Publié par Damien CHIAVERINI

Comme tous les blogs sérieux, le mien ne saurait débuter sans offrir à ses lecteurs une recette qui, flattant leurs papilles, les incitera à une meilleure attention par la suite. La catégorie du Refuge de Thélème, clin d'œil aux espérances de Rabelais quant à la possibilité d'une vie douce, entend d'ailleurs souligner certaines sensations agréables, tant gustatives que visuelles voire odoriférantes, propices à une perception enjouée de la réalité, qui vient heureusement compenser la rigueur d'autres sujets.

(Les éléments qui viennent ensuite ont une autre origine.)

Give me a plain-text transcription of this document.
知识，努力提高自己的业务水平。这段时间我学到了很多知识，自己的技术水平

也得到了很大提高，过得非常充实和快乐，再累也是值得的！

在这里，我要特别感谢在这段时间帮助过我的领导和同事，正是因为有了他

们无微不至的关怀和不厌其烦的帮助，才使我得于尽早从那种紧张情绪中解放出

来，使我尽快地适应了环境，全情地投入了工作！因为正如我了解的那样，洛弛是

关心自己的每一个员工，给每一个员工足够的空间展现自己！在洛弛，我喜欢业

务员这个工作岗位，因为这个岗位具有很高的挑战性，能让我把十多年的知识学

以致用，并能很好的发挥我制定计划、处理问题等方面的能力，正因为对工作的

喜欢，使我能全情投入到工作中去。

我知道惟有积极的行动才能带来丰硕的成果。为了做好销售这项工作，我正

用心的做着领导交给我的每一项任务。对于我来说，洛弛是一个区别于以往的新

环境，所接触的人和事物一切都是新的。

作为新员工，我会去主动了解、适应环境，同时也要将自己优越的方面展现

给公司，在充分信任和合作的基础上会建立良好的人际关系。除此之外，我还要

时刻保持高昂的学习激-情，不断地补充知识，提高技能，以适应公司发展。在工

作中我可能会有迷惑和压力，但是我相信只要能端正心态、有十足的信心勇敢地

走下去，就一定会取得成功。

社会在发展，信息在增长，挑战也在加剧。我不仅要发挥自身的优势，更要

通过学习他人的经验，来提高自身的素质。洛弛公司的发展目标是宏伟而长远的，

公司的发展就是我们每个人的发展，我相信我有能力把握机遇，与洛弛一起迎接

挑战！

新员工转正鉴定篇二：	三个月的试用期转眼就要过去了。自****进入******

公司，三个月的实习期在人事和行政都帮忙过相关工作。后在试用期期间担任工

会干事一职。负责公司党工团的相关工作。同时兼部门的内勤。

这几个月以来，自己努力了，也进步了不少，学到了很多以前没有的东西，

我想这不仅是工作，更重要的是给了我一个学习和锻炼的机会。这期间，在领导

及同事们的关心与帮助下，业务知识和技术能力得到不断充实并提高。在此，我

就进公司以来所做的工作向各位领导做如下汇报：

Ce premier article culinaire vient donner quelques conseils simples à tout amateur de cuisine asiatique qui connaît le déplaisir de voir son environnement privé de restaurants dignes de ce nom. Dans un tel contexte inhumain, il n'est pas toujours indispensable de faire montre d'ardeurs belliqueuses et de compenser par le rapt et le pillage ce que les indigents gastronomiques vous font subir. Certes, les rêves de canonnière sur le Yang-Tse-Kiang peuvent toujours autant nous émouvoir que lorsqu'ils saisissaient Jean Gabin dans Un Singe en Hiver. Il reste néanmoins une solution plus casanière pour savourer quelques délicieux vapeurs qui, à défaut d'accompagner l'aventure, la transposeront dans votre assiette. Battez tambours, sonnez trompettes et que fuient tous les esprits chagrins qui abhorrent la légèreté suave car voici que vous est délivré le secret des ha-kao aux crevettes selon la façon des exilés en terres infertiles.

Afin de préparer une pâte qui respecte grosso modo les canons de l'Empire du Milieu et qui permette la confection de dix sublimes ha-kao, il vous faut réunir préalablement :

- une cinquantaine de grammes de fécule de blé, parfois vendue sous l'appellation ésotérique de "farine de blé sans gluten" à l'attention de certains hypocondriaques ;

- vingt-cinq grammes de fécule de pommes de terre ;

- soixante-quinze millilitres d'eau bouillante ;

- une cuiller à café d'huile de tournesol.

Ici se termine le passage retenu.